Section 5: Conditions of Hindu Marriage
A marriage may be solemnized between any two Hindus, if the following conditions are fulfilled, namely-
i) neither party has a spouse living at the time of the marriage;
ii) at the time of the marriage, neither party-
a) is incapable of giving a valid consent to it in consequence of unsoundness of mind; or
b) though capable of giving a valid consent, has been suffering from mental disorder of such a kind or to such an extent as to be unfit for marriage and the procreation of children; or
c) has been subject to recurrent attacks of insanity;
iii) the bridegroom has completed the age of twenty-one years and the bride, the age of eighteen years at the time of the marriage;
iv) the parties are not within the degrees of prohibited relationship unless the custom or usage governing each of them permits of a marriage between the two;
v) the parties are not sapindas of each other, unless the custom or usage governing each of them permits of a marriage between the two.
The Hindu Marriage Act, 1955 governs the marriage laws for Hindus in India. Section 5 of the Act lays out the conditions that must be met for a marriage to be considered valid under the Act.

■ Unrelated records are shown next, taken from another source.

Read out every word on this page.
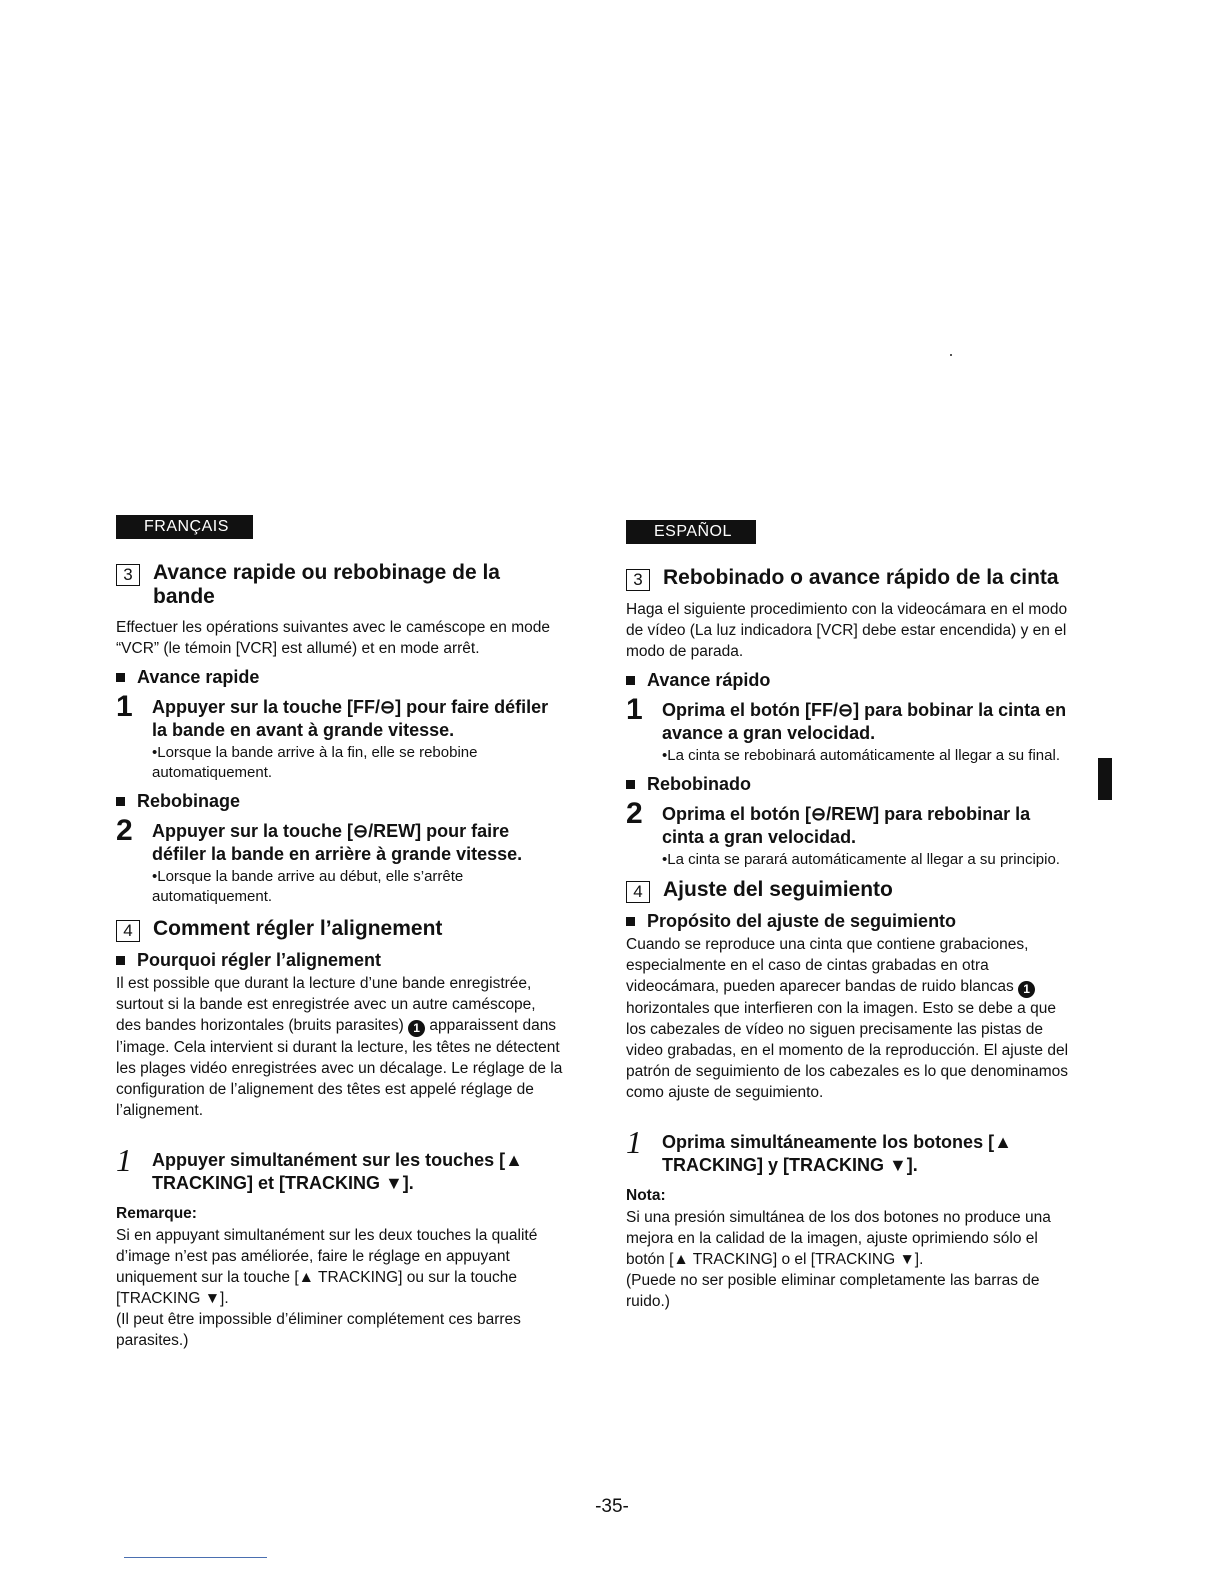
FRANÇAIS
3 Avance rapide ou rebobinage de la bande
Effectuer les opérations suivantes avec le caméscope en mode “VCR” (le témoin [VCR] est allumé) et en mode arrêt.
Avance rapide
1	Appuyer sur la touche [FF/⊖] pour faire défiler la bande en avant à grande vitesse.
•Lorsque la bande arrive à la fin, elle se rebobine automatiquement.
Rebobinage
2	Appuyer sur la touche [⊖/REW] pour faire défiler la bande en arrière à grande vitesse.
•Lorsque la bande arrive au début, elle s’arrête automatiquement.
4 Comment régler l’alignement
Pourquoi régler l’alignement
Il est possible que durant la lecture d’une bande enregistrée, surtout si la bande est enregistrée avec un autre caméscope, des bandes horizontales (bruits parasites) 1 apparaissent dans l’image. Cela intervient si durant la lecture, les têtes ne détectent les plages vidéo enregistrées avec un décalage. Le réglage de la configuration de l’alignement des têtes est appelé réglage de l’alignement.
1	Appuyer simultanément sur les touches [▲ TRACKING] et [TRACKING ▼].
Remarque:
Si en appuyant simultanément sur les deux touches la qualité d’image n’est pas améliorée, faire le réglage en appuyant uniquement sur la touche [▲ TRACKING] ou sur la touche [TRACKING ▼].
(Il peut être impossible d’éliminer complétement ces barres parasites.)
ESPAÑOL
3 Rebobinado o avance rápido de la cinta
Haga el siguiente procedimiento con la videocámara en el modo de vídeo (La luz indicadora [VCR] debe estar encendida) y en el modo de parada.
Avance rápido
1	Oprima el botón [FF/⊖] para bobinar la cinta en avance a gran velocidad.
•La cinta se rebobinará automáticamente al llegar a su final.
Rebobinado
2	Oprima el botón [⊖/REW] para rebobinar la cinta a gran velocidad.
•La cinta se parará automáticamente al llegar a su principio.
4 Ajuste del seguimiento
Propósito del ajuste de seguimiento
Cuando se reproduce una cinta que contiene grabaciones, especialmente en el caso de cintas grabadas en otra videocámara, pueden aparecer bandas de ruido blancas 1 horizontales que interfieren con la imagen. Esto se debe a que los cabezales de vídeo no siguen precisamente las pistas de video grabadas, en el momento de la reproducción. El ajuste del patrón de seguimiento de los cabezales es lo que denominamos como ajuste de seguimiento.
1	Oprima simultáneamente los botones [▲ TRACKING] y [TRACKING ▼].
Nota:
Si una presión simultánea de los dos botones no produce una mejora en la calidad de la imagen, ajuste oprimiendo sólo el botón [▲ TRACKING] o el [TRACKING ▼].
(Puede no ser posible eliminar completamente las barras de ruido.)
-35-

First, both parties must be Hindu by religion. This includes those who are Buddhist, Jain, or Sikh by religion, as well as those who are considered Hindu by birth, conversion, or any other means.

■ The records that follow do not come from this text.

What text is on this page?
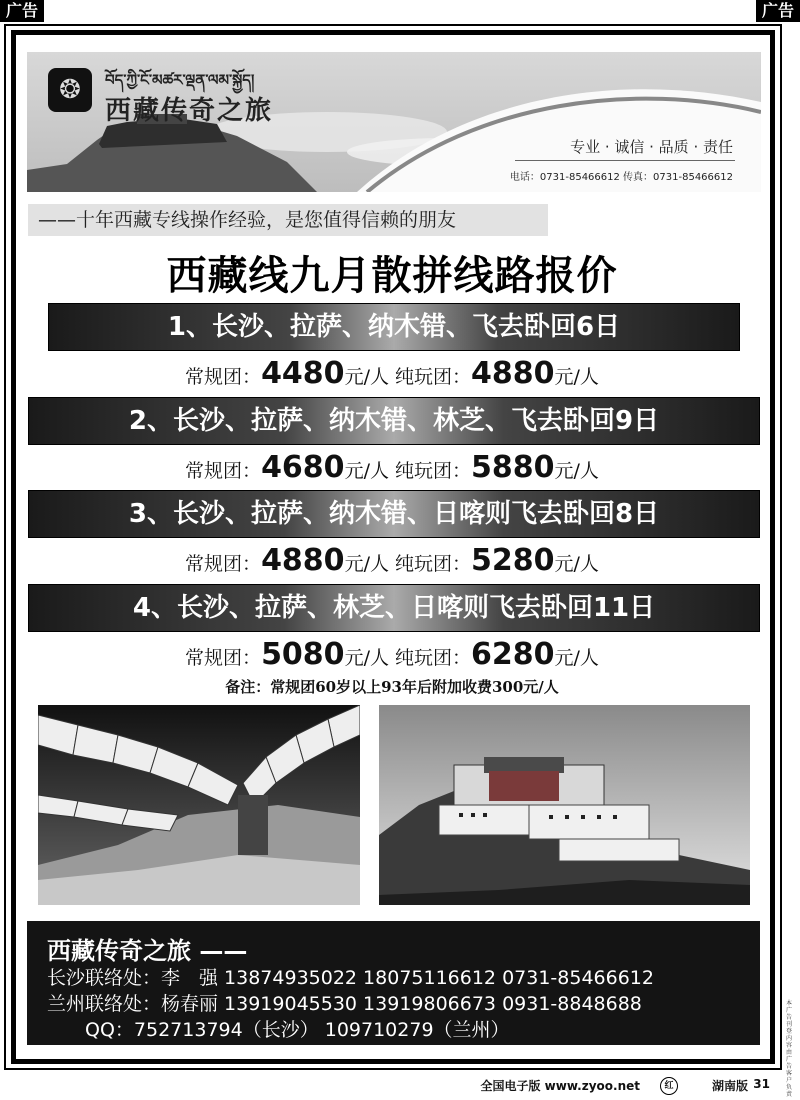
广告	广告
❂	བོད་ཀྱི་ངོ་མཚར་ལྡན་ལམ་སྐྱོད།
西藏传奇之旅
专业 · 诚信 · 品质 · 责任
电话：0731-85466612 传真：0731-85466612
——十年西藏专线操作经验，是您值得信赖的朋友
西藏线九月散拼线路报价
1、长沙、拉萨、纳木错、飞去卧回6日
常规团：4480元/人 纯玩团：4880元/人
2、长沙、拉萨、纳木错、林芝、飞去卧回9日
常规团：4680元/人 纯玩团：5880元/人
3、长沙、拉萨、纳木错、日喀则飞去卧回8日
常规团：4880元/人 纯玩团：5280元/人
4、长沙、拉萨、林芝、日喀则飞去卧回11日
常规团：5080元/人 纯玩团：6280元/人
备注：常规团60岁以上93年后附加收费300元/人
西藏传奇之旅 ——
长沙联络处：李　强 13874935022 18075116612 0731-85466612
兰州联络处：杨春丽 13919045530 13919806673 0931-8848688
　　QQ：752713794（长沙） 109710279（兰州）
本广告刊登内容由广告客户负责
全国电子版 www.zyoo.net	红	湖南版 31
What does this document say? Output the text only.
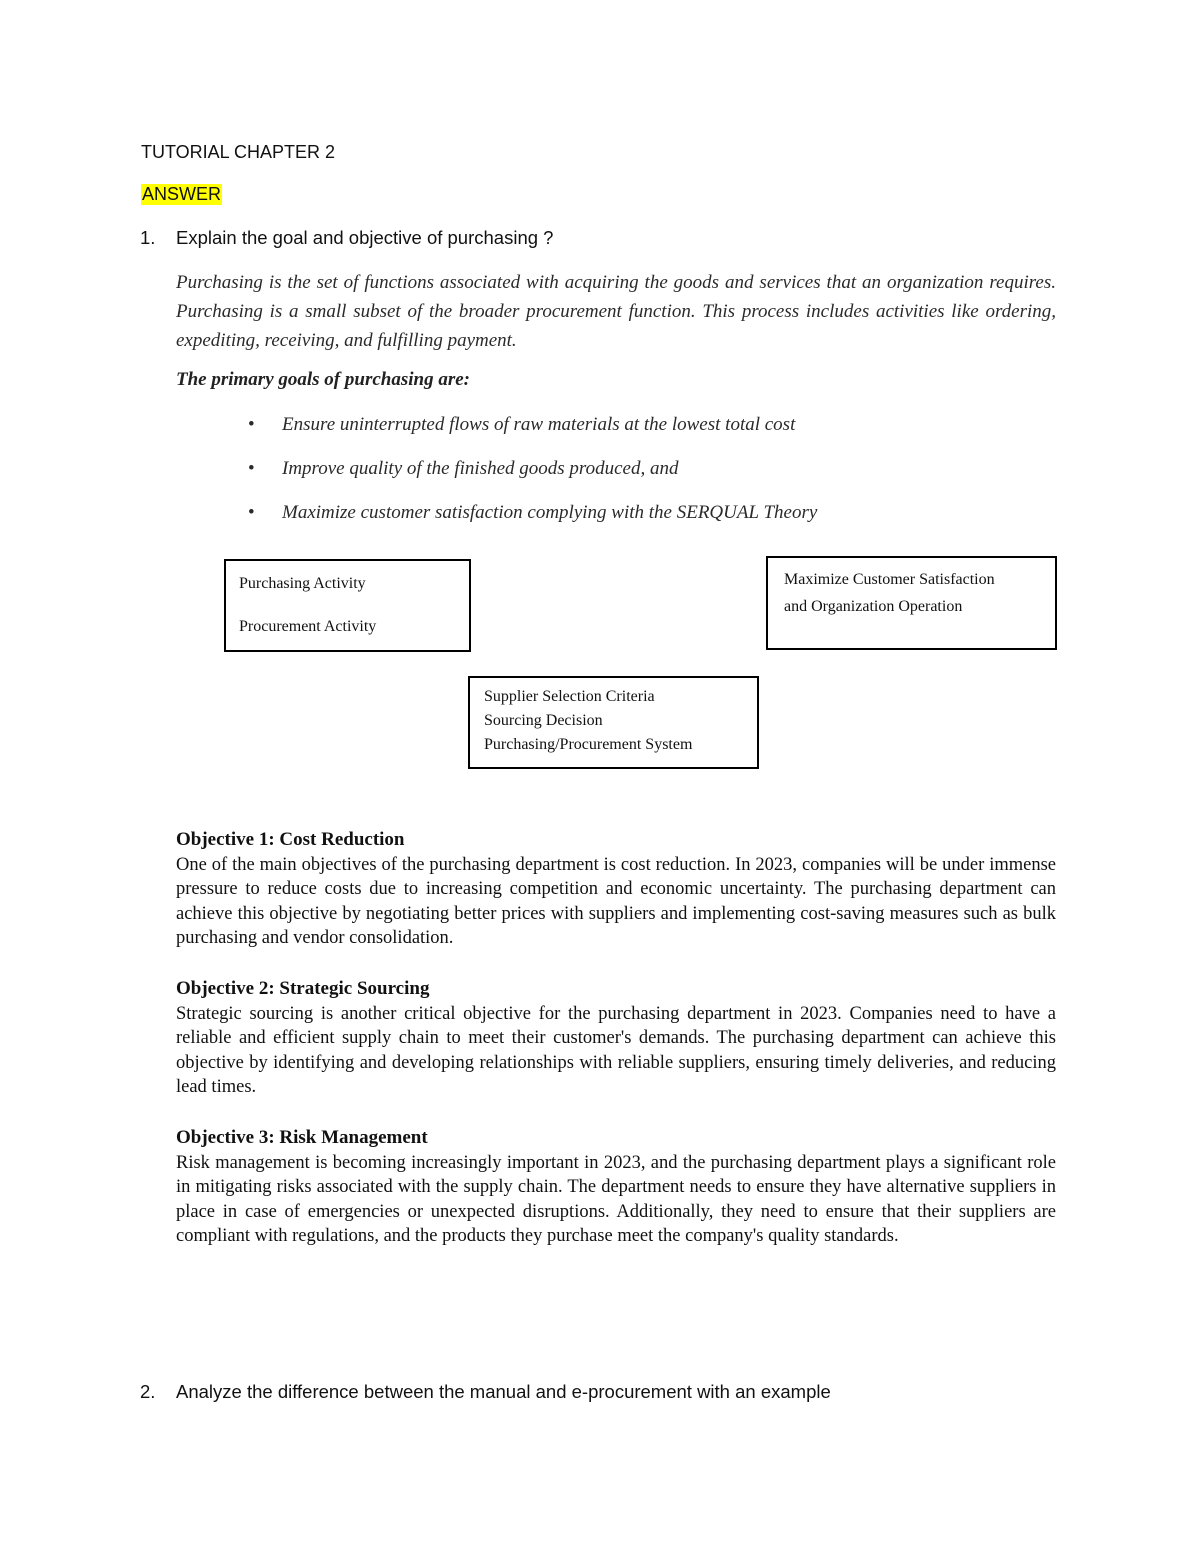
TUTORIAL CHAPTER 2
ANSWER
1. Explain the goal and objective of purchasing ?

Purchasing is the set of functions associated with acquiring the goods and services that an organization requires. Purchasing is a small subset of the broader procurement function. This process includes activities like ordering, expediting, receiving, and fulfilling payment.

The primary goals of purchasing are:
• Ensure uninterrupted flows of raw materials at the lowest total cost
• Improve quality of the finished goods produced, and
• Maximize customer satisfaction complying with the SERQUAL Theory
Purchasing Activity
Procurement Activity
Maximize Customer Satisfaction
and Organization Operation
Supplier Selection Criteria
Sourcing Decision
Purchasing/Procurement System
Objective 1: Cost Reduction

One of the main objectives of the purchasing department is cost reduction. In 2023, companies will be under immense pressure to reduce costs due to increasing competition and economic uncertainty. The purchasing department can achieve this objective by negotiating better prices with suppliers and implementing cost-saving measures such as bulk purchasing and vendor consolidation.

Objective 2: Strategic Sourcing

Strategic sourcing is another critical objective for the purchasing department in 2023. Companies need to have a reliable and efficient supply chain to meet their customer's demands. The purchasing department can achieve this objective by identifying and developing relationships with reliable suppliers, ensuring timely deliveries, and reducing lead times.

Objective 3: Risk Management

Risk management is becoming increasingly important in 2023, and the purchasing department plays a significant role in mitigating risks associated with the supply chain. The department needs to ensure they have alternative suppliers in place in case of emergencies or unexpected disruptions. Additionally, they need to ensure that their suppliers are compliant with regulations, and the products they purchase meet the company's quality standards.

2. Analyze the difference between the manual and e-procurement with an example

Secondly, neither party should have a living spouse at the time of the marriage. This means that the parties must be unmarried or widowed, and any previous marriages must have been dissolved by divorce or annulment.

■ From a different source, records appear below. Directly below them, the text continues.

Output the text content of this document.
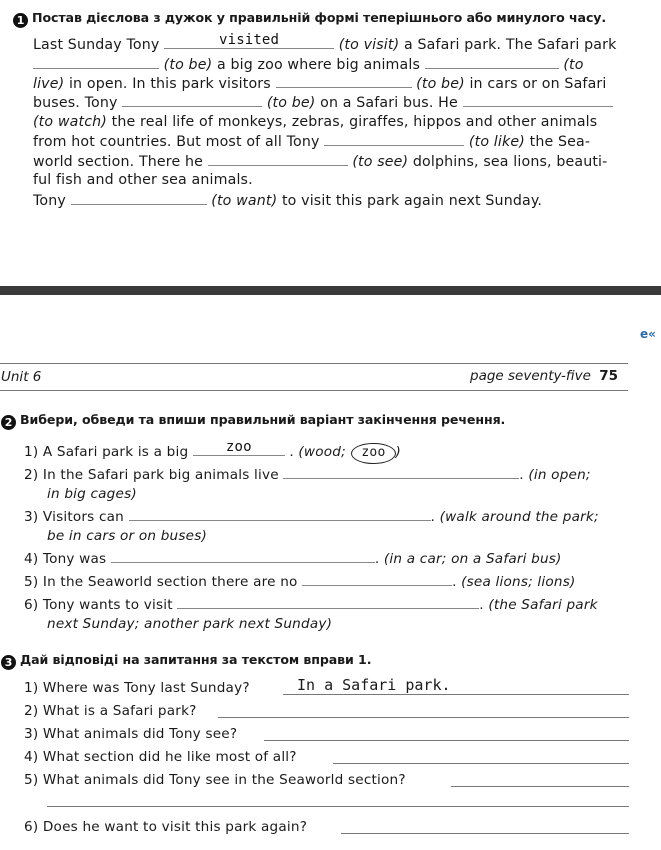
1 Постав дієслова з дужок у правильній формі теперішнього або минулого часу.
Last Sunday Tony	visited	(to visit) a Safari park. The Safari park
(to be) a big zoo where big animals	(to
live) in open. In this park visitors	(to be) in cars or on Safari
buses. Tony	(to be) on a Safari bus. He
(to watch) the real life of monkeys, zebras, giraffes, hippos and other animals
from hot countries. But most of all Tony	(to like) the Sea-
world section. There he	(to see) dolphins, sea lions, beauti-
ful fish and other sea animals.
Tony	(to want) to visit this park again next Sunday.
e«
Unit 6	page seventy-five 75
2 Вибери, обведи та впиши правильний варіант закінчення речення.
1) A Safari park is a big	zoo	. (wood; zoo )
2) In the Safari park big animals live	. (in open;
in big cages)
3) Visitors can	. (walk around the park;
be in cars or on buses)
4) Tony was	. (in a car; on a Safari bus)
5) In the Seaworld section there are no	. (sea lions; lions)
6) Tony wants to visit	. (the Safari park
next Sunday; another park next Sunday)
3 Дай відповіді на запитання за текстом вправи 1.
1) Where was Tony last Sunday?	In a Safari park.
2) What is a Safari park?
3) What animals did Tony see?
4) What section did he like most of all?
5) What animals did Tony see in the Seaworld section?
6) Does he want to visit this park again?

Thirdly, the parties must not fall within the prohibited degrees of relationship as laid out in the Act. This includes relationships such as father and daughter, mother and son, brother and sister, and others.
Fourthly, the parties must be of sound mind and capable of giving their consent to the marriage. This means that they must be of legal age and not under any coercion or undue influence to enter into the marriage.
Lastly, the parties must not be related to each other by sapinda relationship. Sapinda relationship refers to a relationship by blood, marriage or adoption, within the degrees specified in the Act.
It is important to note that these conditions must be met for a marriage to be considered valid under the Hindu Marriage Act. If any of these conditions are not met, the marriage may be considered void or voidable under the Act.
For example, if either party was under the age of 18 at the time of the marriage, the marriage would be considered voidable under Section 5(iii) of the Act. Similarly, if either party was of unsound mind or unable to give their consent to the marriage, the marriage would be considered voidable under Section 5(iv) of the Act.
In addition to Section 5, the Hindu Marriage Act also lays out various other provisions related to marriage, such as grounds for divorce, maintenance, custody of children, and others. These provisions are intended to ensure the well-being of both parties in the event of a divorce or separation.
It is important to note that the Hindu Marriage Act only applies to Hindus and does not govern marriage laws for other religions in India. Each religion has its own set of laws and customs related to marriage and divorce.
Overall, Section 5 of the Hindu Marriage Act lays out the essential conditions that must be met for a marriage to be considered valid under the Act. These conditions are intended to ensure that the marriage is entered into voluntarily and without any legal or moral impediments. It is important that the parties, society and their legal representative should be aware of these conditions to avoid any kind of legal issues in future.